Mish Shedlock: I cannot figure that out. Someone asked me that today. I did not know the answer to that. But I did know – and I just gave up looking. I am just so sick of Greece. But just for fun yesterday, I went to look and see what the Greek one-year bond rate is and it hit 527%. I do not know if you realize that it is up to the 500% level. So the question now is when does it hit the 600% level? That is how ridiculous this all is.

Chris Martenson: And of course, by thirty years it falls to 4%. That makes perfect sense. Of course, why didn’t I think of that before? Of course it does not make sense. That is crazy. So I do not know who is taking that. So there must be some back door deal that I do not understand that guarantees those bonds in the event of anything. But even still, in this environment, given the printing going on, the balance sheet expansion, 4%. Who is taking 4% on thirty years at this point? I do not know, but somebody is taking less than three on the thirty-year off the US.

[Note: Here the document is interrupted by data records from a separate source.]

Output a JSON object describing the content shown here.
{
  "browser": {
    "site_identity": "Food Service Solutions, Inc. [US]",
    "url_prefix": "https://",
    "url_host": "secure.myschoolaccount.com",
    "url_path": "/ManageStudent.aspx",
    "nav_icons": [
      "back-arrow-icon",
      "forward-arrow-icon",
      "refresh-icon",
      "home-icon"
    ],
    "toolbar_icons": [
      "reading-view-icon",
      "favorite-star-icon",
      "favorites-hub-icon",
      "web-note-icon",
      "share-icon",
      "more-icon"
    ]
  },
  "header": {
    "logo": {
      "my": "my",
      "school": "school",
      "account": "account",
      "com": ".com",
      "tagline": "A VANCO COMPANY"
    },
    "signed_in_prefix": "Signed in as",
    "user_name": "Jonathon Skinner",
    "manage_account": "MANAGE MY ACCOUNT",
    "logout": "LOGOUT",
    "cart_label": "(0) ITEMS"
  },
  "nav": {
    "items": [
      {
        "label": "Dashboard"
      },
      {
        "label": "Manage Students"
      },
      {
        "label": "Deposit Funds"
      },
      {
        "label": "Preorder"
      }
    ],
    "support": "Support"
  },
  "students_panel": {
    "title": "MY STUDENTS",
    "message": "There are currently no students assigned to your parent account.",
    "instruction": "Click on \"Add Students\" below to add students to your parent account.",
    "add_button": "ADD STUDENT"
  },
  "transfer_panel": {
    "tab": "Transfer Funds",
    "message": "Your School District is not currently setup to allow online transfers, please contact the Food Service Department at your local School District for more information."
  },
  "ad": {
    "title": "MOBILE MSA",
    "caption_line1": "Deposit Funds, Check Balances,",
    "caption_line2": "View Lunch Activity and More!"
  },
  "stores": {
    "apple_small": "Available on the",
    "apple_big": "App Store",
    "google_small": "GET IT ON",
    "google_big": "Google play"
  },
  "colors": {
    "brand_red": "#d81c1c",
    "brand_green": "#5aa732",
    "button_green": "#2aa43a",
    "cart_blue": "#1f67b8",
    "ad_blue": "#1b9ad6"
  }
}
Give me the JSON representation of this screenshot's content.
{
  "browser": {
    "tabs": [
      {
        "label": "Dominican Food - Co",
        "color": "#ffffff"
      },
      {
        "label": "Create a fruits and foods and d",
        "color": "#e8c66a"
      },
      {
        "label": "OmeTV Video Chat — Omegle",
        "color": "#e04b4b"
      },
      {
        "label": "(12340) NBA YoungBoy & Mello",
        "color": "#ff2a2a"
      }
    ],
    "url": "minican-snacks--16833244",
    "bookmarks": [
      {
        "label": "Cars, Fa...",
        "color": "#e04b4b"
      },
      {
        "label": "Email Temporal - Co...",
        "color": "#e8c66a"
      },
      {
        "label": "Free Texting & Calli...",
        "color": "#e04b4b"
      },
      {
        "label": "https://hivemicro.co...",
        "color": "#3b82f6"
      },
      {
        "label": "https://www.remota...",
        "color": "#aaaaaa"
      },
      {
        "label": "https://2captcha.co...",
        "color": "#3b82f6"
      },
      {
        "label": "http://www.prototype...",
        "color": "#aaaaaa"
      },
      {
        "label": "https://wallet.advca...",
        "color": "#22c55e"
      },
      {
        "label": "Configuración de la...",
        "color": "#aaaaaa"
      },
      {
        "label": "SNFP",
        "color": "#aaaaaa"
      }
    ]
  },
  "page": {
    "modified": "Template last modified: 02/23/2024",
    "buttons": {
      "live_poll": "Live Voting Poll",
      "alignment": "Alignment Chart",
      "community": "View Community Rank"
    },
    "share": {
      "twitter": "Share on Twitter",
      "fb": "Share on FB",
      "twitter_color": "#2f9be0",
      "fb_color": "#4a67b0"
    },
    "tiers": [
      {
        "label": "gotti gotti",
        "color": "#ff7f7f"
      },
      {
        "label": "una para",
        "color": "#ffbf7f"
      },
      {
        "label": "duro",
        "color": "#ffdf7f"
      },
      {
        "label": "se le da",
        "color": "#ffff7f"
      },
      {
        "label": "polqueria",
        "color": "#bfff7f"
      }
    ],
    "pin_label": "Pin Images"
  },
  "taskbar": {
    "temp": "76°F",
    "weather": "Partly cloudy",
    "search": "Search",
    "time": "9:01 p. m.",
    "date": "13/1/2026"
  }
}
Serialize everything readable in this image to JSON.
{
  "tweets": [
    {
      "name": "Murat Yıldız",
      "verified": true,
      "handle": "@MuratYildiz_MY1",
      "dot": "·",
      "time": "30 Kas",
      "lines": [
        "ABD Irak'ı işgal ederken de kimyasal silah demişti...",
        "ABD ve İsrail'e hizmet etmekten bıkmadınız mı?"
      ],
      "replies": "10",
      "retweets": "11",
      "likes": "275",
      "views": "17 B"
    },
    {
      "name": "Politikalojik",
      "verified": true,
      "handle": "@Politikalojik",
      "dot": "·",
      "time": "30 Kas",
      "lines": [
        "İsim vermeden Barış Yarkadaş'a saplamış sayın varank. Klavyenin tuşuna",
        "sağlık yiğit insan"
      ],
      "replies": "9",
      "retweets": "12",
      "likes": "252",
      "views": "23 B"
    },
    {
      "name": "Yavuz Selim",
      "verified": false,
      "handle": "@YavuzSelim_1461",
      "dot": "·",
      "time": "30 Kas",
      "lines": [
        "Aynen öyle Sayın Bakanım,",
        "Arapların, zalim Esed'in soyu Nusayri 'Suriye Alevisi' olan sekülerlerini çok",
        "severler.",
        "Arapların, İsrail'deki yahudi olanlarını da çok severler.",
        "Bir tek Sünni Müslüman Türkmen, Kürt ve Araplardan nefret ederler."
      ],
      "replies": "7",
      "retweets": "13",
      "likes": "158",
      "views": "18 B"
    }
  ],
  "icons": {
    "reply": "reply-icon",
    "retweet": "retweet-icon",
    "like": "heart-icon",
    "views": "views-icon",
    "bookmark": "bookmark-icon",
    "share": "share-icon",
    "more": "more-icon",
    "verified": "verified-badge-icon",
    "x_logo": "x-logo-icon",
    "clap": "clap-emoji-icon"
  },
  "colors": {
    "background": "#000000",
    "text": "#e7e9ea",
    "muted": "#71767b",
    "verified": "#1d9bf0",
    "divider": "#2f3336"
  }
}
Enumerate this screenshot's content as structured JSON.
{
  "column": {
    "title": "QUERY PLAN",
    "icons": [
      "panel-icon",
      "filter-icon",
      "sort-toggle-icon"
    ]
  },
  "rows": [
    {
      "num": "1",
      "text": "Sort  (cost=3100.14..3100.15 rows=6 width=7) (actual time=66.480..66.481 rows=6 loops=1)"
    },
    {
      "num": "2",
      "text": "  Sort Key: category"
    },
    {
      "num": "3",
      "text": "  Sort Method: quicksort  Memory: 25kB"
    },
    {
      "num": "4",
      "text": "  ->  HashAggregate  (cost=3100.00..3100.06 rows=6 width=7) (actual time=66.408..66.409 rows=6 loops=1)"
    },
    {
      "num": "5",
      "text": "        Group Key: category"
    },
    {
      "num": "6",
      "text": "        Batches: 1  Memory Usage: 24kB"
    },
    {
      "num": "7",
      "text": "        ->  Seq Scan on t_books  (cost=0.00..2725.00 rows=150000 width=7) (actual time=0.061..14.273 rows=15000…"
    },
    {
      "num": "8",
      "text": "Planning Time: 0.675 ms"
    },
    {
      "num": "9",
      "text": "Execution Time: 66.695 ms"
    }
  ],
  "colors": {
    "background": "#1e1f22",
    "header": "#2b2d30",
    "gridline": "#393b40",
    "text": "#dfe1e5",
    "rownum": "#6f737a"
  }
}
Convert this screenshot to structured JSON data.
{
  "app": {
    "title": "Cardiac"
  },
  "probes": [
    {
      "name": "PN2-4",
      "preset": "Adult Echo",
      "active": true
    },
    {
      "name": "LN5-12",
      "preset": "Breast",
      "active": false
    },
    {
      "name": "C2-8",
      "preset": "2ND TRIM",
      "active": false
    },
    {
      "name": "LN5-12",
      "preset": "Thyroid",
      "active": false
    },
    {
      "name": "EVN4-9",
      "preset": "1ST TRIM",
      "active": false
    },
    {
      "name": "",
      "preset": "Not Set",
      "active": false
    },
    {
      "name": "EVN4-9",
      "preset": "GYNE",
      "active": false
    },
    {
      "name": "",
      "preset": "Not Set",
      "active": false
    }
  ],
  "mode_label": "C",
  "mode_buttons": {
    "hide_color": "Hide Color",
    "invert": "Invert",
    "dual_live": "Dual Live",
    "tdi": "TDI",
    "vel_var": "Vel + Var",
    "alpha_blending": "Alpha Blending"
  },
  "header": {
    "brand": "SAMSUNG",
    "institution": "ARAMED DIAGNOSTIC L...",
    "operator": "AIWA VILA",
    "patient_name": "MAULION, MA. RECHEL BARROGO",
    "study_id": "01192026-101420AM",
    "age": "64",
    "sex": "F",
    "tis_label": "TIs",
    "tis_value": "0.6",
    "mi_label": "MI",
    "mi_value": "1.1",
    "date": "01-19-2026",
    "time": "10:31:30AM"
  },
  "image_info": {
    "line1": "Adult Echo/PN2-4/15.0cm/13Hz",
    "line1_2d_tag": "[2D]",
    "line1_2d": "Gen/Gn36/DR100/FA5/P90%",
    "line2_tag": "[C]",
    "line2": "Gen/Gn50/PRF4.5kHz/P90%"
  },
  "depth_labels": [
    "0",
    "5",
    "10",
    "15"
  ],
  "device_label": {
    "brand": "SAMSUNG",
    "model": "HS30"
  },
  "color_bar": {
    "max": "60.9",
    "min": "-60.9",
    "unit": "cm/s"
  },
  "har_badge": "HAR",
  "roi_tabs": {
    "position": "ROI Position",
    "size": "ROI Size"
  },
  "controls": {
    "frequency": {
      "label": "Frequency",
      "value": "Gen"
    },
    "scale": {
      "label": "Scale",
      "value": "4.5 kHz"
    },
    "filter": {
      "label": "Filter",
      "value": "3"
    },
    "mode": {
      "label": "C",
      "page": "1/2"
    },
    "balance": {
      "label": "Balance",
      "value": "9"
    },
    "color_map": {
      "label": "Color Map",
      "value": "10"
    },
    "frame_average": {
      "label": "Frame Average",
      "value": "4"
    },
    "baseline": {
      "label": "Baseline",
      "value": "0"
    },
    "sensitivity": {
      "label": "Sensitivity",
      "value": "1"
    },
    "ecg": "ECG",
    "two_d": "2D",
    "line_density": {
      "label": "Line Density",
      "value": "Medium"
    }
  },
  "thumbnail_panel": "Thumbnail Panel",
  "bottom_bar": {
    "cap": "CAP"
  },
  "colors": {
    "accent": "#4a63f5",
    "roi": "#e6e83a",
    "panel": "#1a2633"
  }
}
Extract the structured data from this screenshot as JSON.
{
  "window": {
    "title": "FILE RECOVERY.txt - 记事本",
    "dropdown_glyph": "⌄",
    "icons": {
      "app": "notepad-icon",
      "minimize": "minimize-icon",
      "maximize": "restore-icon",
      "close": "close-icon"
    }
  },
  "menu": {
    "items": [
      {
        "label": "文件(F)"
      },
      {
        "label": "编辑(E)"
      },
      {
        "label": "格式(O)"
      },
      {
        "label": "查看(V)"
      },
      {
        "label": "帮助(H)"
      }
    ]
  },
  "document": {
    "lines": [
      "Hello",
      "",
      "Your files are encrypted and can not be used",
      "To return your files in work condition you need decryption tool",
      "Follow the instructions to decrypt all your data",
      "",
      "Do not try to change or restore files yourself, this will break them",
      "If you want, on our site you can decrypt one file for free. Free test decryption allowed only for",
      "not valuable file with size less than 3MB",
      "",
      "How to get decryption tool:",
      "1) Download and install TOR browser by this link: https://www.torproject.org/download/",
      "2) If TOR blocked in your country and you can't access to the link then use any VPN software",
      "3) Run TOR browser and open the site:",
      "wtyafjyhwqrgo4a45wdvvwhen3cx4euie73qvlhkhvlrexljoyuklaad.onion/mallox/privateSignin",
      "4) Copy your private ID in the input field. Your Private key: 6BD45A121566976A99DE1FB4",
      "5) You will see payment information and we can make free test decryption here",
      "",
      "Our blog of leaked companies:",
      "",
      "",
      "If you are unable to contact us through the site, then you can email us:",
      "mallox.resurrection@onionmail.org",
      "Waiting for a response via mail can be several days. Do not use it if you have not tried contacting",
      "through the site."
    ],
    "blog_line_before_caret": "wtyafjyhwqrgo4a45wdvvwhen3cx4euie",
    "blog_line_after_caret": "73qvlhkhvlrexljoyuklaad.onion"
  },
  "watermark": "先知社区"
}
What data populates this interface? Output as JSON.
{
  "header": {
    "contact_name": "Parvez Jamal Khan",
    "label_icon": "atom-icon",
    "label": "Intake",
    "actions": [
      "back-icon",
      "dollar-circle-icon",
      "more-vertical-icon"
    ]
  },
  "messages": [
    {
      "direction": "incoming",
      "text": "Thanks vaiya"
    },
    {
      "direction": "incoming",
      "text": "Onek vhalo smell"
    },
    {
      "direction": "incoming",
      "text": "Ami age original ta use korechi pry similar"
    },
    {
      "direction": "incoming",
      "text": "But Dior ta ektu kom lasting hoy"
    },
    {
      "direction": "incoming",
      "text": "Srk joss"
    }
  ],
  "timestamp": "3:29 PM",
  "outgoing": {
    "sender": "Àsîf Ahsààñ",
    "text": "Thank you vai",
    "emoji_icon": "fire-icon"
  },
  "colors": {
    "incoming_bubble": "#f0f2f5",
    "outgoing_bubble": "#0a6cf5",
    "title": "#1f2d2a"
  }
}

Mish Shedlock: Oh, they have to. That is part of the deal. Excuse me, that is part of the voluntary deal, which we know is not voluntary at all. You know, what got me the other day is Germany came out, there was all this big protest that Germany wanted to put in someone essentially saying for Greece to hand over its sovereignty, to put someone from the EU over the Greek budget to make all these approvals. Of course, Greece says no way. So the proposal after that was, and it really smacked me as being preposterous was, I will give you money if you give it right back. And this actually came from Sarkozy, who was trying to warm up lovey-dovey with Merkel. The two guys are trying to help each other with their campaigns. But the way this proposal works is instead of giving money to Greece, they are going to give it to a third party who only gives it to Greece if they do these things. But most of the money goes straight back to the bondholders.

Well, here is the deal. If I have a hundred bucks and I agree to give you a hundred dollars if you immediately give me back ninety, am I really giving you a hundred bucks or am I just giving you ten? That is what we are talking about here. They are calling this thing a hundred and thirty billion dollar euro bailout. But a hundred and ten, roughly, of that is just to meet interest payments on the bonds. So they are trying to segregate this money so that it goes straight back to the people giving them a hundred and thirty billion. And they are saying this is not a default? My God, Chris, this is absolutely nuts. This is a scam and they are doing this to prevent this CDS triggers from triggering.

Chris Martenson: I bet I know what the sticking point it. The sticking point is for the optics to look right, they actually have to wire the whole hundred and thirty billion over to Greece…

Mish Shedlock: Yes, yes, yes.

Chris Martenson: …and then trust that the hundred ten flows back out, and I bet they do not know if that is going to happen.

Mish Shedlock: Yes, that is exactly the problem here. So they are trying to prevent these CDS things to trigger. So they are going through what I would call a mathematical scam of giving someone money when they are really not giving them because that person never gets control over it. Instead, it is going through an intermediary. And I am saying hmmm, you know, instead of giving them a hundred and thirty billion, which a hundred and ten billion comes right back – I do not have the exact numbers, but it is something like that – why don’t you just give them ten billion or twenty billion? No, they cannot do that because that would constitute a default and they were not paid.

Chris Martenson: Well, hopefully, we do not have to talk about this next week and we will have something new and fresh besides Greece to talk about. Because it is, I just cannot even be bothered to keep up with it anymore. They have worn me out. They wore me out on this one.

Mish Shedlock: I am worn out, too. And with that, we will catch you not in seven, but in fourteen. I am going to be in Mexico next week and hopefully, getting some sun and not worrying about Greece.

Chris Martenson: Well, enjoy yourself there. All the best.

Mish Shedlock: Thanks, Chris. We will see you.